If there’s one good for passenger rail that could come out of CSX’ reluctance to cooperate with the Empire Corridor West project, it’s that it might allow–or even force–future administrations to revisit the idea of true HSR in the Empire Corridor. Improved regional service in the corridor is better than nothing, but Upstate New York desperately needs an economic game changer, and nothing can match HSR for that potential. If CSX is truly unwilling to deal–or if, as I suspect, the price of a deal is just going to be incredibly high–studying HSR (at realistic prices, not the Cuomo administration’s inflated ones) may again become an attractive option.

In the meantime, it’s not like New York State has no leverage in the situation. CSX has long essentially held a monopoly on rail freight traffic into New England, a status enabled in recent years by Massachusetts’ investment in allowing modern freight car clearances and weights on the Berkshire Line.
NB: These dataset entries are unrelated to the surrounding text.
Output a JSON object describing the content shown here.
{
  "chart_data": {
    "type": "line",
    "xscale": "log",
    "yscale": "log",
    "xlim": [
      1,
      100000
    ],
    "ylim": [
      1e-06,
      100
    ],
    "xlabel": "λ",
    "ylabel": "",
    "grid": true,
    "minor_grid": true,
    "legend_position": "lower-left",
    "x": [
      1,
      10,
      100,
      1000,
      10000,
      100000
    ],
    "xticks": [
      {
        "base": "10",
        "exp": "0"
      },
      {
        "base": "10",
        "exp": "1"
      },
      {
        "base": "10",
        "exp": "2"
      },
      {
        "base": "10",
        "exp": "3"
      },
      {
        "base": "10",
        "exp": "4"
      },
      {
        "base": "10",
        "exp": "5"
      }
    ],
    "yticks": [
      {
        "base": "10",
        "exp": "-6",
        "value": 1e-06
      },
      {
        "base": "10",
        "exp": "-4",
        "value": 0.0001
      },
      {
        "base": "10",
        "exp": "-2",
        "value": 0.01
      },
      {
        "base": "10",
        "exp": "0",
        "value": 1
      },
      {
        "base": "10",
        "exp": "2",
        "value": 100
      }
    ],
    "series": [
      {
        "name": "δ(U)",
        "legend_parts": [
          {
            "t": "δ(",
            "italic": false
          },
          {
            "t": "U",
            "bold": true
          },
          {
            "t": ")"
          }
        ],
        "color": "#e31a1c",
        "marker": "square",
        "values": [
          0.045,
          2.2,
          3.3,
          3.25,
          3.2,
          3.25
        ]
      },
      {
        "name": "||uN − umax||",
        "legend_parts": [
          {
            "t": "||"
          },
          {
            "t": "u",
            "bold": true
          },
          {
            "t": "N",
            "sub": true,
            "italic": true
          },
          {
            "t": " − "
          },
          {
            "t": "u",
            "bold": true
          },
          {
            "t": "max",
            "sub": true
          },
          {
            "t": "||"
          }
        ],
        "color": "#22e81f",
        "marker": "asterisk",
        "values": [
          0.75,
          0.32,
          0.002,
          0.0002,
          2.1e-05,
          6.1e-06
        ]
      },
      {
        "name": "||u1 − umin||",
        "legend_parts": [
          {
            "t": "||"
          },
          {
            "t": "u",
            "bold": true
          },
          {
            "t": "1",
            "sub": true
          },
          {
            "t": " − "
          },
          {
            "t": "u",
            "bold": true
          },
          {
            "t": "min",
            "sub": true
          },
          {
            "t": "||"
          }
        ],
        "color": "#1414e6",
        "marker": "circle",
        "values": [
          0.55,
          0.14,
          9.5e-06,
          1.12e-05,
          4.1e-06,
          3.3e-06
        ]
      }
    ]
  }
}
In recent years, though, the other titan of Eastern railroading, Norfolk Southern, has begun to challenge CSX’ chokehold on the region. Using traffic rights over the Delaware & Hudson’s longtime bridge route from Binghamton to the Capital Region, and an alliance with New England regional Pan Am east of there, NS has gradually built up a modern infrastructure for its traffic in the market. NS/Pan Am Southern is not yet capable of challenging CSX; in particular, the eastern part of the allied route, east of Mechanicville, would require significant investment to bring up to modern double-stack clearance/315,000 lb freight car weight standards. Norfolk Southern is beginning to pour in some of the necessary on its own, but if the state threatened to ally with Massachusetts to fully prepare the NS/Pan Am route for competition with the Berkshire Line, one imagines that CSX might find it shares more interests with the state than it thought. Just don’t count on any of those things happening.